We’re educating and we’re trying to give them a heads up as to what can happen if you do things the wrong way.
Eugene, OR (PRWEB) August 31, 2014
With the NCAA set to undergo significant change, the Sports Conflict Institute hosted an interview with Yale University Associate Athletic Director Steve Conn to talk college football as well as Yale’s approach to ensuring student-athlete experience that is consistent with the University’s expectations.
During the interview, Conn highlighted a number of key factors that contribute to a positive sports culture at a university. A critical factor in creating this culture seems simple at first. “The athletes are mixed in with everybody else,” said Conn. “This is an important factor in ensuring the health of a university, it’s athletic department, and the teams themselves. Rarely has ghettoized housing had positive outcomes in any setting. Many universities today, for very understandable and practical reasons, separate athletes from the rest of the student body. I’m concerned with the unintended consequences,” added Sports Conflict Institute’s Joshua Gordon.
On if it would be viable for other schools (non-Ivy League schools such as Miami) to have their athletes live in the same accommodations, eat food at the same places, and receive the same tutorial services as all other students, Conn stated, “That’s a problem I think, you get so many other services for the student athletes with scholarship schools, it might be very difficult to spread them out there on the campus.”
To provide athletes with positive experiences and prevent hazing and bullying from occurring at Yale, Conn stated “we go over with our captains and our coaches...the NCAA policies, our policies, and more, there’s Connecticut Law and Federal Law. We let them know about bullying, let them know about hazing and any other thing that possibly could come up and there’s obviously so many things that come up, so we try to be as educational with them as possible to let them know, that even though these are really bright kids, we still have to remind them about everything, whether its social media, or anything else.”

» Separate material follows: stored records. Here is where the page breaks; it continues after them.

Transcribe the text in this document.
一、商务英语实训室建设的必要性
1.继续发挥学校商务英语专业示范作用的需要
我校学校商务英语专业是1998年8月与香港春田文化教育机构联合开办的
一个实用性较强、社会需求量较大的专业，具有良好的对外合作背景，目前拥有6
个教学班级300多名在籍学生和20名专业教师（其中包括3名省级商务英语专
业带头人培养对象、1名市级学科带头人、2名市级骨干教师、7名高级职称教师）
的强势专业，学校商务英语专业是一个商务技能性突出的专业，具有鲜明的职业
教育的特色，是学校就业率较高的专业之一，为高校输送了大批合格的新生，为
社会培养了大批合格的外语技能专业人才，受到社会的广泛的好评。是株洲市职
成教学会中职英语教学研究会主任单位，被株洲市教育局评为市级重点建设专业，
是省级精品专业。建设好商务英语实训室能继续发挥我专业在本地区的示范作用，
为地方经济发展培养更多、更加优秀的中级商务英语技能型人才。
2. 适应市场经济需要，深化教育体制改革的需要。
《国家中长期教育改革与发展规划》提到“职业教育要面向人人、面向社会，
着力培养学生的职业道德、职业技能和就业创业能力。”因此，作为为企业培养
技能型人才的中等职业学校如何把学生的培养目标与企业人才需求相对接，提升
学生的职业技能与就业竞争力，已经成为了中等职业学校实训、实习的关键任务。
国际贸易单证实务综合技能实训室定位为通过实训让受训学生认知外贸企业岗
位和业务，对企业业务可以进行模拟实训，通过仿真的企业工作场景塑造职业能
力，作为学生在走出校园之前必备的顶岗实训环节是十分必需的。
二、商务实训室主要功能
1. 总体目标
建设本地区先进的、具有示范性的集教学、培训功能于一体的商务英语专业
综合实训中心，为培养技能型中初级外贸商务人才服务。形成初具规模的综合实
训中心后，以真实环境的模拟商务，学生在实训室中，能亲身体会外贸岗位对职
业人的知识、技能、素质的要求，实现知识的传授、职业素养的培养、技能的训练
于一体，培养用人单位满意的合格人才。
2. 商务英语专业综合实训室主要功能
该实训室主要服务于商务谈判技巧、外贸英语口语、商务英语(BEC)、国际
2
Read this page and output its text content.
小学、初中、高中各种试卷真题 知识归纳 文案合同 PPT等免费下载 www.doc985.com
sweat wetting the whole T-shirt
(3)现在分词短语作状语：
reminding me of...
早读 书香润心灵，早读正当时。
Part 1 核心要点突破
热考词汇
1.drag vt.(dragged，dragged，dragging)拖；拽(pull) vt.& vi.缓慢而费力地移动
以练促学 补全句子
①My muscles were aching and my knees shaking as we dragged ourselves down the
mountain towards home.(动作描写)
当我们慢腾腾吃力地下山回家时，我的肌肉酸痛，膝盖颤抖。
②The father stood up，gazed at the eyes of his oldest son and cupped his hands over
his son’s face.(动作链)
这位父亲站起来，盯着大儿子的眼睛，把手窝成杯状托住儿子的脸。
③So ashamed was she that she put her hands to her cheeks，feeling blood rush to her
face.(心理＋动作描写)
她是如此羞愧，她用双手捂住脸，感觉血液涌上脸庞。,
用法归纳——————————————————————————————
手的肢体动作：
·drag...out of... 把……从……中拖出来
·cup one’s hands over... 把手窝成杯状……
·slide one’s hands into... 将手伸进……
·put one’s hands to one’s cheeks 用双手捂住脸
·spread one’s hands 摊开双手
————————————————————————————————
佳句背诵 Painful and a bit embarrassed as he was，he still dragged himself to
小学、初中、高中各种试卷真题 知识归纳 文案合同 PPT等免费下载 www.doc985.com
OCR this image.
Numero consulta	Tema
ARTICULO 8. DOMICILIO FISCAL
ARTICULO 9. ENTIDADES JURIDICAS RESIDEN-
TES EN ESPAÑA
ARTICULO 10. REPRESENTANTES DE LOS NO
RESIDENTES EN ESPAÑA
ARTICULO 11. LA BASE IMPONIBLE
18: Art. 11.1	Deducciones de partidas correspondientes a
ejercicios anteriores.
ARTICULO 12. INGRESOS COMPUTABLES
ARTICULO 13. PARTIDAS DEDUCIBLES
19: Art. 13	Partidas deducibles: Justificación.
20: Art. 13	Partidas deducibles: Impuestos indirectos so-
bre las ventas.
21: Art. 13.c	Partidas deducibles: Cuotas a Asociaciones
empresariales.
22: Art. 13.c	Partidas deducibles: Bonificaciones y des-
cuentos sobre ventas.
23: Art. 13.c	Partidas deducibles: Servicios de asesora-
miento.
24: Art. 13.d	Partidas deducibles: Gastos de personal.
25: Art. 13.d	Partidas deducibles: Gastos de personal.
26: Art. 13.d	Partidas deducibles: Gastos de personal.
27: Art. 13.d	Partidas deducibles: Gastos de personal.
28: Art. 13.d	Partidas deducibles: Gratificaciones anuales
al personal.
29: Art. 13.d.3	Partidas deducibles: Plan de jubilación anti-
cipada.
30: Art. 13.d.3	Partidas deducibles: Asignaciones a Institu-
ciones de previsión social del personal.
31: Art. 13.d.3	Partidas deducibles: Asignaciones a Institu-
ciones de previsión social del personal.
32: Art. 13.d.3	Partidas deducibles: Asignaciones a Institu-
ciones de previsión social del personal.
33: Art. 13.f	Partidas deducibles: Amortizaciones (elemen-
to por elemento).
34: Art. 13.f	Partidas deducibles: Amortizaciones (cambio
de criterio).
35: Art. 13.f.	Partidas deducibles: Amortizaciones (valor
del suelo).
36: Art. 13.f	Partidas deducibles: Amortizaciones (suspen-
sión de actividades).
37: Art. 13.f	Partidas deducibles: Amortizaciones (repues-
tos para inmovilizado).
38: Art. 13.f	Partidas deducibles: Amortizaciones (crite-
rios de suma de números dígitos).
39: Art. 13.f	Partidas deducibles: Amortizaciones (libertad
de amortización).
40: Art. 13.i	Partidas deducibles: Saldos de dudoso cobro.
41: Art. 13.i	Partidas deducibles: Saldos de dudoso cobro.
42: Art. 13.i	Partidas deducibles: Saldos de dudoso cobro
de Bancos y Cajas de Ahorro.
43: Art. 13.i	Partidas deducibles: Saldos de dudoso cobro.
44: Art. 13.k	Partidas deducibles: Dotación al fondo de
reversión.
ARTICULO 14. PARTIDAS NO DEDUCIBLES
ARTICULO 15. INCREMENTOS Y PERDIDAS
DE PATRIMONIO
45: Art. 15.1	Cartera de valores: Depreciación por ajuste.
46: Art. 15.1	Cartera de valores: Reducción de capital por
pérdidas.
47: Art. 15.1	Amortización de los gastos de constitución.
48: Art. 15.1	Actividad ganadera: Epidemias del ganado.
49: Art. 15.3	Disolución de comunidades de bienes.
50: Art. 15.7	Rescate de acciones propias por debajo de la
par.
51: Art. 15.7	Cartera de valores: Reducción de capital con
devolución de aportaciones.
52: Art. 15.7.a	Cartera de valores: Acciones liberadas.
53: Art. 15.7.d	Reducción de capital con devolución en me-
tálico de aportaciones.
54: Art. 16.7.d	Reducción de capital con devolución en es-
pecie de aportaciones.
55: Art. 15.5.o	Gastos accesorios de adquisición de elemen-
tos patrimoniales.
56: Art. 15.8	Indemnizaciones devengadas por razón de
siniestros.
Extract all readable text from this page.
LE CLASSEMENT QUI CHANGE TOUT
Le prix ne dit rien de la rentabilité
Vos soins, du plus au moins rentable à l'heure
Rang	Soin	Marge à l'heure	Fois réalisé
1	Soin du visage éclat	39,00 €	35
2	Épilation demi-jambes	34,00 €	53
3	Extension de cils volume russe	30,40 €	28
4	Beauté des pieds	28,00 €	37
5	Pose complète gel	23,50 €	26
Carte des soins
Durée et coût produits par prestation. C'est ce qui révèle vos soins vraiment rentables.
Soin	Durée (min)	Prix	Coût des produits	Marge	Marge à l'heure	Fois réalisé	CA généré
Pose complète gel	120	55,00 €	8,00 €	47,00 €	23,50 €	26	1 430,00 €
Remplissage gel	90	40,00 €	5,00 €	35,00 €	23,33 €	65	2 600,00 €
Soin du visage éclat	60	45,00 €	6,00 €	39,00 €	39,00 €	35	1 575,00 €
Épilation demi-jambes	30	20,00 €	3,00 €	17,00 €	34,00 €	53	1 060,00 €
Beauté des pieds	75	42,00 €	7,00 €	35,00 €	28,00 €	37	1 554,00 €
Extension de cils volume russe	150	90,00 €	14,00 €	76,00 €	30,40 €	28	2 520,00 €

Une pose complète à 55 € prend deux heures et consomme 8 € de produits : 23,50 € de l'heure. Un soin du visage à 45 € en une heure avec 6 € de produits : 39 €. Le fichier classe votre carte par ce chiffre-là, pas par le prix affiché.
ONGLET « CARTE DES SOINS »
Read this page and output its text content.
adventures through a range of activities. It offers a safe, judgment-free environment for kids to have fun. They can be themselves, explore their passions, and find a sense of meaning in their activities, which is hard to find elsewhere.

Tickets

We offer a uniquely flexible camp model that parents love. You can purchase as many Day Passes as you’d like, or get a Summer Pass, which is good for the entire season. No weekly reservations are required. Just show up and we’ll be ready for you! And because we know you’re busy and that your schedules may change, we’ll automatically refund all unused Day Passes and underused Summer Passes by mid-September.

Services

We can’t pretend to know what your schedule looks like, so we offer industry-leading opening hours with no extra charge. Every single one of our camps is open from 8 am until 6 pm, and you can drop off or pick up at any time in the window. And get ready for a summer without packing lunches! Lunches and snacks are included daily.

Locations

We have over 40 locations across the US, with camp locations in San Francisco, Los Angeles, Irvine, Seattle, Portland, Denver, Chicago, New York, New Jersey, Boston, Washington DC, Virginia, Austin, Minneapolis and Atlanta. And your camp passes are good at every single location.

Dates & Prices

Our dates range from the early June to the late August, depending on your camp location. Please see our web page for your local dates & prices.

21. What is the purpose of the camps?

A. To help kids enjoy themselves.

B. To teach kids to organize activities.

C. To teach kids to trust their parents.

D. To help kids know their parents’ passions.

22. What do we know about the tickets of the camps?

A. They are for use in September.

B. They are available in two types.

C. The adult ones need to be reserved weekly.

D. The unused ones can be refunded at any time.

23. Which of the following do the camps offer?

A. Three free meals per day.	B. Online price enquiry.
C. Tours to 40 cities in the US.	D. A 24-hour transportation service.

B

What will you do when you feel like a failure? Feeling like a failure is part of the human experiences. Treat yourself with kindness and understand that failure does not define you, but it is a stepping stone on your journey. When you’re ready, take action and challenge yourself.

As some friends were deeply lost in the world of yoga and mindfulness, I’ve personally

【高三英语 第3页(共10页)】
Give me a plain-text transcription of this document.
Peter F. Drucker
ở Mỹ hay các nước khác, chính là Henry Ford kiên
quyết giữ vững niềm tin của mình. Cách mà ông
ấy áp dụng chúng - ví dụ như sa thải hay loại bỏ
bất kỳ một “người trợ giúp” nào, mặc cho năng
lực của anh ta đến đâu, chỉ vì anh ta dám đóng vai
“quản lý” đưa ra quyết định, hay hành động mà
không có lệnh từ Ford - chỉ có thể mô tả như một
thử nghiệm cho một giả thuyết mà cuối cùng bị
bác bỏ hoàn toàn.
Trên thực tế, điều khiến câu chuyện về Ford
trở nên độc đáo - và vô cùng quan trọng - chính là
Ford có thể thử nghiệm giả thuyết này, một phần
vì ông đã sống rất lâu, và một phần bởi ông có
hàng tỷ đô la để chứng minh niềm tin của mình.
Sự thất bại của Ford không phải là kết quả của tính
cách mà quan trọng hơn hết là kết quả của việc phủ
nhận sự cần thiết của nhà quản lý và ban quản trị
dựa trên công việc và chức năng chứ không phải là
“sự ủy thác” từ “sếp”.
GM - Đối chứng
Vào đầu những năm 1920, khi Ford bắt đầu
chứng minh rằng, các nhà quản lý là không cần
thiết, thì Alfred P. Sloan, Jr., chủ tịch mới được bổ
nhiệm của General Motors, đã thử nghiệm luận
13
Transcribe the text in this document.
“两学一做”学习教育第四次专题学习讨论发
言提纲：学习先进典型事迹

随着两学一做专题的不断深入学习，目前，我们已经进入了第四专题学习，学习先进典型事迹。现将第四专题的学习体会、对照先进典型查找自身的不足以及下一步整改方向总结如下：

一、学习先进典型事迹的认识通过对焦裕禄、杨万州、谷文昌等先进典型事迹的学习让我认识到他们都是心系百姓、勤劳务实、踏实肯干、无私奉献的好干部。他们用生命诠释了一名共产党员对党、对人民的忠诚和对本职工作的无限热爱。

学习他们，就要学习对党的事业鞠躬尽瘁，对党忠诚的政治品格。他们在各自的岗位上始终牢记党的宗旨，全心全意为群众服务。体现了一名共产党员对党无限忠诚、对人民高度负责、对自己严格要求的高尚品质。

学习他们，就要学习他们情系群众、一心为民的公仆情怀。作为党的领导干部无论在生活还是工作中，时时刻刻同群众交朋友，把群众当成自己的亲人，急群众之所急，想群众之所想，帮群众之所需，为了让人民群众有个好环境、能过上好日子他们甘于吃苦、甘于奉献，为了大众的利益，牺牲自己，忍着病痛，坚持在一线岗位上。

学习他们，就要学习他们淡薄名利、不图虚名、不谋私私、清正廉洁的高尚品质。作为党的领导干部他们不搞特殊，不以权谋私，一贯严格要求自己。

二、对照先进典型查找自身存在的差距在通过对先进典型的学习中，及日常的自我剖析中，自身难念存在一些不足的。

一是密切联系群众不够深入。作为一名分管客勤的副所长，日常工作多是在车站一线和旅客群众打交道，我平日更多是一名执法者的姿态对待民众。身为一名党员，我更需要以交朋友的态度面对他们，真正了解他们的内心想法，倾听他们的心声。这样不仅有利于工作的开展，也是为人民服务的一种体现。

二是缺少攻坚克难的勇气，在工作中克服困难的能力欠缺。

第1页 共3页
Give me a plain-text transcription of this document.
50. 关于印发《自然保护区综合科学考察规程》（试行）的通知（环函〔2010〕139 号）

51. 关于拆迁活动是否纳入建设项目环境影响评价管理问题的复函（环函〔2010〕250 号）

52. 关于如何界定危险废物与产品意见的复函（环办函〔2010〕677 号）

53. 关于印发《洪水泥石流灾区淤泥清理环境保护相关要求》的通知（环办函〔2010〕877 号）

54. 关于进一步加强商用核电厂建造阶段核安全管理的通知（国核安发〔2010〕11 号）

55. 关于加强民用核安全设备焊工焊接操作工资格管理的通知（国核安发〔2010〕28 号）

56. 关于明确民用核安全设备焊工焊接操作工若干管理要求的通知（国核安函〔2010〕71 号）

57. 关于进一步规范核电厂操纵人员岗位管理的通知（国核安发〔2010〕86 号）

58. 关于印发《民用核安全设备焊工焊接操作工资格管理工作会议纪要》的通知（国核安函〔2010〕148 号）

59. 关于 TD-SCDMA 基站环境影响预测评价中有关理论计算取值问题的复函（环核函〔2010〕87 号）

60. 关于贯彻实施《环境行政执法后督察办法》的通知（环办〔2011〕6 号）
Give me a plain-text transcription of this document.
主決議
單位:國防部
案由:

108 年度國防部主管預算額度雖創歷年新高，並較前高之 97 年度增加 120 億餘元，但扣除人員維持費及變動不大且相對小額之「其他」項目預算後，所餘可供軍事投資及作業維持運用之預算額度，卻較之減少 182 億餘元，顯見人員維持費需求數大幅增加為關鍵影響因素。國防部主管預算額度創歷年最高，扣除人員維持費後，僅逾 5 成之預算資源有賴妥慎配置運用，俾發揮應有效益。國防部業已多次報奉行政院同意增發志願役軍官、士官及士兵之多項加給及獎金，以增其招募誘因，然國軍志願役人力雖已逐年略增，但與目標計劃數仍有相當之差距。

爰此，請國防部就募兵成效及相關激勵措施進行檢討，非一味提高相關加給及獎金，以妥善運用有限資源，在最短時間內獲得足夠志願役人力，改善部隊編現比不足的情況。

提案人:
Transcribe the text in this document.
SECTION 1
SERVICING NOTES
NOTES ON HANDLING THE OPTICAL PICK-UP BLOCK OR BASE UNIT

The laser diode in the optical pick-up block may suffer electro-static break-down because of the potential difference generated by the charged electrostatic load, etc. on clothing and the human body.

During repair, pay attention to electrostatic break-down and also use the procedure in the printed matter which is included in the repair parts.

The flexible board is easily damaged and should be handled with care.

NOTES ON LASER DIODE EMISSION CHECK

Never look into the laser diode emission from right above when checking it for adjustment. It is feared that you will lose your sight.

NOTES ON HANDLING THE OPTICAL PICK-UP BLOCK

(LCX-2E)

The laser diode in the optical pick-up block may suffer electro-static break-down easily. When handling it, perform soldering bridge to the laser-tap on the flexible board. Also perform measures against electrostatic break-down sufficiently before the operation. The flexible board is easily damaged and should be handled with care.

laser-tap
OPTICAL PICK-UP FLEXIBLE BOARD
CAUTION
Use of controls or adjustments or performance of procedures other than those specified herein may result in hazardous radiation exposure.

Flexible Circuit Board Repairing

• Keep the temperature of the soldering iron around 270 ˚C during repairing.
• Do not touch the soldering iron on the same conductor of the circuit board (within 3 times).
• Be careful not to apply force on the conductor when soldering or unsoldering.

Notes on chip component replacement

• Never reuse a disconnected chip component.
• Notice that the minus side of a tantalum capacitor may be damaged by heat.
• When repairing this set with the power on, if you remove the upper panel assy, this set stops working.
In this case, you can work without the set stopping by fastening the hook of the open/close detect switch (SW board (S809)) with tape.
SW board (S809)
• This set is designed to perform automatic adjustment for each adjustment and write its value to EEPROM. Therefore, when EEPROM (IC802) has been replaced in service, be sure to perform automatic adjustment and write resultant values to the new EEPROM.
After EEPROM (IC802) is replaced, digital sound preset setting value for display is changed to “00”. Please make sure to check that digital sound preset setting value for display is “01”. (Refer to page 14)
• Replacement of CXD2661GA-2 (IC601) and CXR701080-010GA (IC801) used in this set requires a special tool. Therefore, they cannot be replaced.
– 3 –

Conn would also describe Yale’s policy on Social Media. “I’ve seen so many examples of schools, mostly scholarship schools, where they try to be controlling or they say you can or can’t do certain social media for the student athletes or they’re monitoring what they’re doing. We’re educating and we’re trying to give them a heads up as to what can happen if you do things the wrong way. We try to monitor a little bit, but it’s very difficult because we’re a small office and we have 35 varsity sports at Yale.” Conn continued, “My first bit of advice for student athletes or anybody else…don’t ever put anything in electronic communication that you wouldn’t want on the ticker on ESPN on the bottom line or in the front page of your local newspaper.” Further, Conn stated “Think before you hit send, because if you do, you may end up figuring out that its better to make a phone call or go see a person than it is to send it.”
“I am very appreciative of the example set by Yale and it’s peer institutions. They help to highlight areas for potential improvement across NCAA athletics and, in many ways, represent a certain time capsule where intercollegiate sports are presented in a more distinctly amateur athletics model. The educational value of athletics is paramount. As the NCAA grows, of course it will adapt and change but Yale and others serve as an important reminder of some of the experience that we must work hard to preserve. It’s not easy but it is important,” reflected Gordon.
SCI supports competitive goals in athletics through understanding, preventing, and resolving destructive conflict both inside and outside the lines. SCI serves as a knowledge center and provides a range of services to help ensure student-athlete experience is part of a healthy university culture while optimizing performance on and off the field of play. Conflict is inevitable, but how we respond determines whether success follows or costs mount. SCI Founder Joshua Gordon has over 20 years of conflict management experience.